Our Estate Needs Repair

Our estate needs major repair. Over the years, we have allowed both the exterior and interior to fall into disrepair. Today, we’ve become so accustomed to it that we no longer see the need to fix our Fourth Estate.

It’s time we take a long, hard look in the mirror. It’s time we are honest with ourselves: we have made major mistakes, and now we must repair our estate.

We hear voices in the media who once said one thing and now say the opposite—yet they claim they didn’t know their earlier statements were clearly political propaganda. We claim to be independent and without bias.

But our readers and viewers aren’t that naive.

That’s why the media is no longer a trusted source of real news.

According to a 2024 Gallup poll, only 32% of Americans say they have “a great deal” or “a fair amount” of trust in the mass media to report the news fully, accurately, and fairly.

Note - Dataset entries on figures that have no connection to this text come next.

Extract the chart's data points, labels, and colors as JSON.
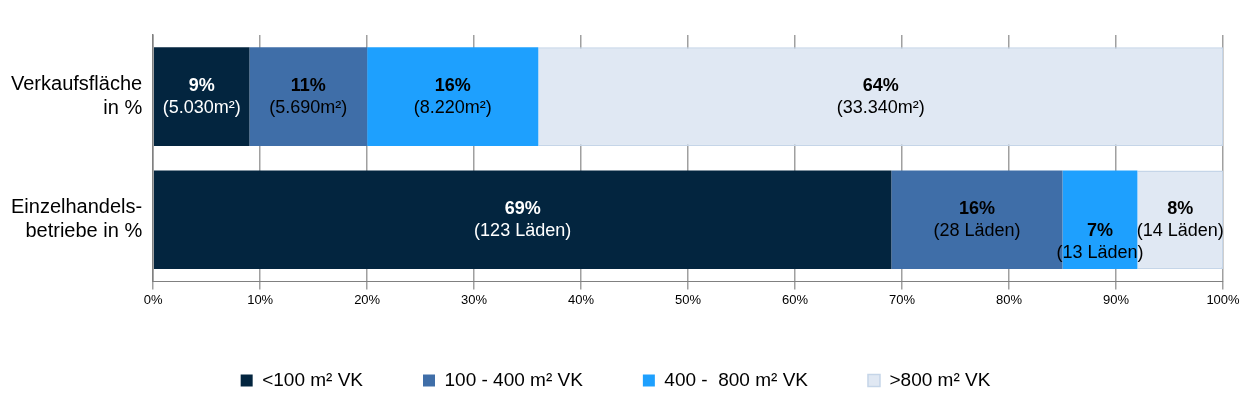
{
  "chart_data": {
    "type": "bar",
    "orientation": "horizontal",
    "stacked": true,
    "categories": [
      "Verkaufsfläche\nin %",
      "Einzelhandels-\nbetriebe in %"
    ],
    "series": [
      {
        "name": "<100 m² VK",
        "color": "#03253f",
        "values": [
          9,
          69
        ],
        "value_labels": [
          "9%\n(5.030m²)",
          "69%\n(123 Läden)"
        ]
      },
      {
        "name": "100 - 400 m² VK",
        "color": "#3f6ea8",
        "values": [
          11,
          16
        ],
        "value_labels": [
          "11%\n(5.690m²)",
          "16%\n(28 Läden)"
        ]
      },
      {
        "name": "400 -  800 m² VK",
        "color": "#1ea0fe",
        "values": [
          16,
          7
        ],
        "value_labels": [
          "16%\n(8.220m²)",
          "7%\n(13 Läden)"
        ]
      },
      {
        "name": ">800 m² VK",
        "color": "#e0e8f3",
        "values": [
          64,
          8
        ],
        "value_labels": [
          "64%\n(33.340m²)",
          "8%\n(14 Läden)"
        ]
      }
    ],
    "xlim": [
      0,
      100
    ],
    "xticks": [
      {
        "value": 0,
        "label": "0%"
      },
      {
        "value": 10,
        "label": "10%"
      },
      {
        "value": 20,
        "label": "20%"
      },
      {
        "value": 30,
        "label": "30%"
      },
      {
        "value": 40,
        "label": "40%"
      },
      {
        "value": 50,
        "label": "50%"
      },
      {
        "value": 60,
        "label": "60%"
      },
      {
        "value": 70,
        "label": "70%"
      },
      {
        "value": 80,
        "label": "80%"
      },
      {
        "value": 90,
        "label": "90%"
      },
      {
        "value": 100,
        "label": "100%"
      }
    ],
    "grid": "x",
    "legend": "bottom"
  }
}
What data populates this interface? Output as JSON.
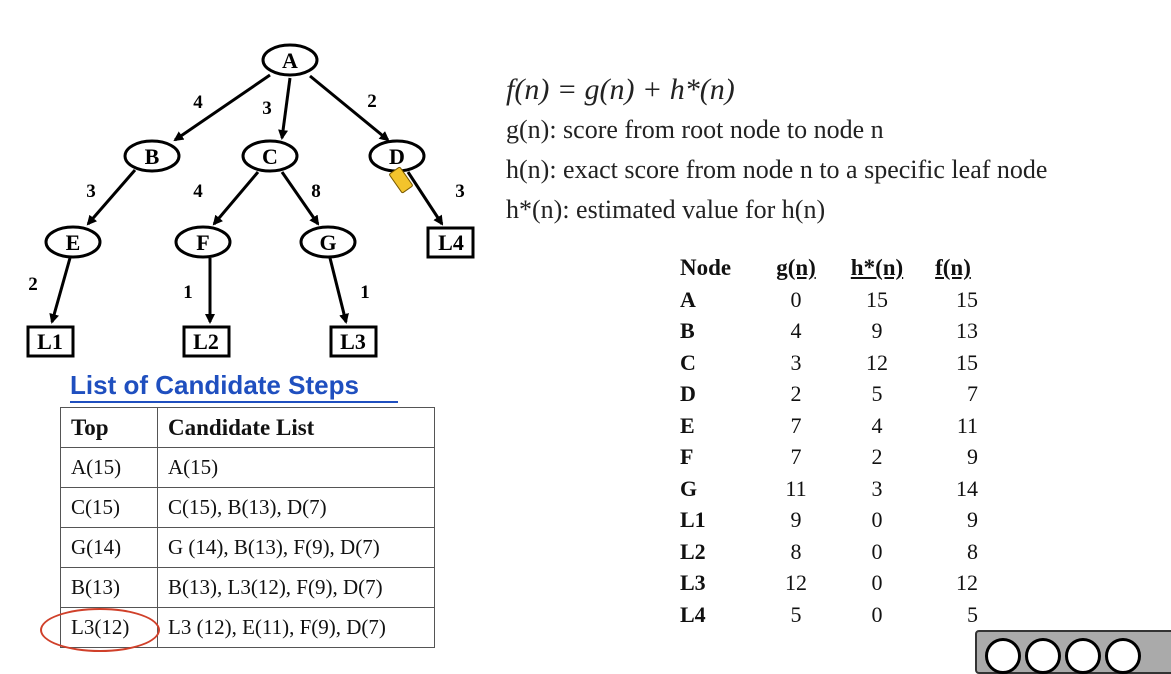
{
  "tree": {
    "nodes": {
      "A": "A",
      "B": "B",
      "C": "C",
      "D": "D",
      "E": "E",
      "F": "F",
      "G": "G",
      "L1": "L1",
      "L2": "L2",
      "L3": "L3",
      "L4": "L4"
    },
    "edges": {
      "A_B": "4",
      "A_C": "3",
      "A_D": "2",
      "B_E": "3",
      "C_F": "4",
      "C_G": "8",
      "D_L4": "3",
      "E_L1": "2",
      "F_L2": "1",
      "G_L3": "1"
    }
  },
  "formulas": {
    "f": "f(n) = g(n) + h*(n)",
    "g": "g(n): score from root node to node n",
    "h": "h(n): exact score from node n  to a specific leaf node",
    "hstar": "h*(n): estimated value for h(n)"
  },
  "candidate": {
    "title": "List of Candidate Steps",
    "headers": [
      "Top",
      "Candidate List"
    ],
    "rows": [
      [
        "A(15)",
        "A(15)"
      ],
      [
        "C(15)",
        "C(15), B(13), D(7)"
      ],
      [
        "G(14)",
        "G (14), B(13), F(9), D(7)"
      ],
      [
        "B(13)",
        "B(13), L3(12), F(9), D(7)"
      ],
      [
        "L3(12)",
        "L3  (12), E(11), F(9), D(7)"
      ]
    ]
  },
  "values": {
    "headers": [
      "Node",
      "g(n)",
      "h*(n)",
      "f(n)"
    ],
    "rows": [
      [
        "A",
        "0",
        "15",
        "15"
      ],
      [
        "B",
        "4",
        "9",
        "13"
      ],
      [
        "C",
        "3",
        "12",
        "15"
      ],
      [
        "D",
        "2",
        "5",
        "7"
      ],
      [
        "E",
        "7",
        "4",
        "11"
      ],
      [
        "F",
        "7",
        "2",
        "9"
      ],
      [
        "G",
        "11",
        "3",
        "14"
      ],
      [
        "L1",
        "9",
        "0",
        "9"
      ],
      [
        "L2",
        "8",
        "0",
        "8"
      ],
      [
        "L3",
        "12",
        "0",
        "12"
      ],
      [
        "L4",
        "5",
        "0",
        "5"
      ]
    ]
  },
  "colors": {
    "title": "#1f4fbf",
    "highlight_circle": "#d0402a"
  },
  "icons": [
    "cursor-icon",
    "creative-commons-badge-icon"
  ]
}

As books are released, we’re learning that our former president’s cognitive health had been declining for years. Those around him were hiding the problems—and we in the press turned a blind eye. It was no secret to anyone paying attention that the president was struggling. Yet the Fourth Estate didn’t ask the tough questions. Instead, we labeled concerns as “fake news.” Now we are the ones seen as fake.

Who was running our country? Who was making the tough decisions? Who was holding our leaders accountable? It wasn’t us in the media.

The liberal media ignored the concerns but attacked conservatives. Conservative media highlighted the problems but ignored issues on the right and attacked liberals. The side the reporters favored was presented as truth; the opposing side, as lies.

The American public saw through it and lost faith in the Fourth Estate. They took sides, called the other side fake, stopped listening, canceled subscriptions, and the divide between left and right grew wider and wider.

Today’s journalism has become eerily similar to the yellow journalism of the late 19th century. Yellow journalism thrived on exaggeration, drama, and dubious facts, often prioritizing shock value over truth. Though criticized for its manipulative tactics, it left an indelible mark on the media landscape, revealing both the power of the press and the dangers of blurring news and entertainment.

If we want to be trusted again, we must own up to our mistakes, acknowledge the need for repair, and commit to it. We must report the facts, attribute everything, ask the tough questions (even of those we agree with), and leave our beliefs out of our stories. We must be skeptical—not just of those we disagree with. And our opinions and analysis must stay on the editorial pages.

We love to say we’re unbiased, but we all carry bias. We don’t like to admit when we’re wrong, but we have allowed our bias to infiltrate our reporting.

We can blame the decline in trust and subscribers on the internet, on social media, or on changing reader habits. Those are all factors—but the person staring back at us in the mirror has a lot to do with the problems facing the Fourth Estate.

Change must come, and the Fourth Estate must be repaired.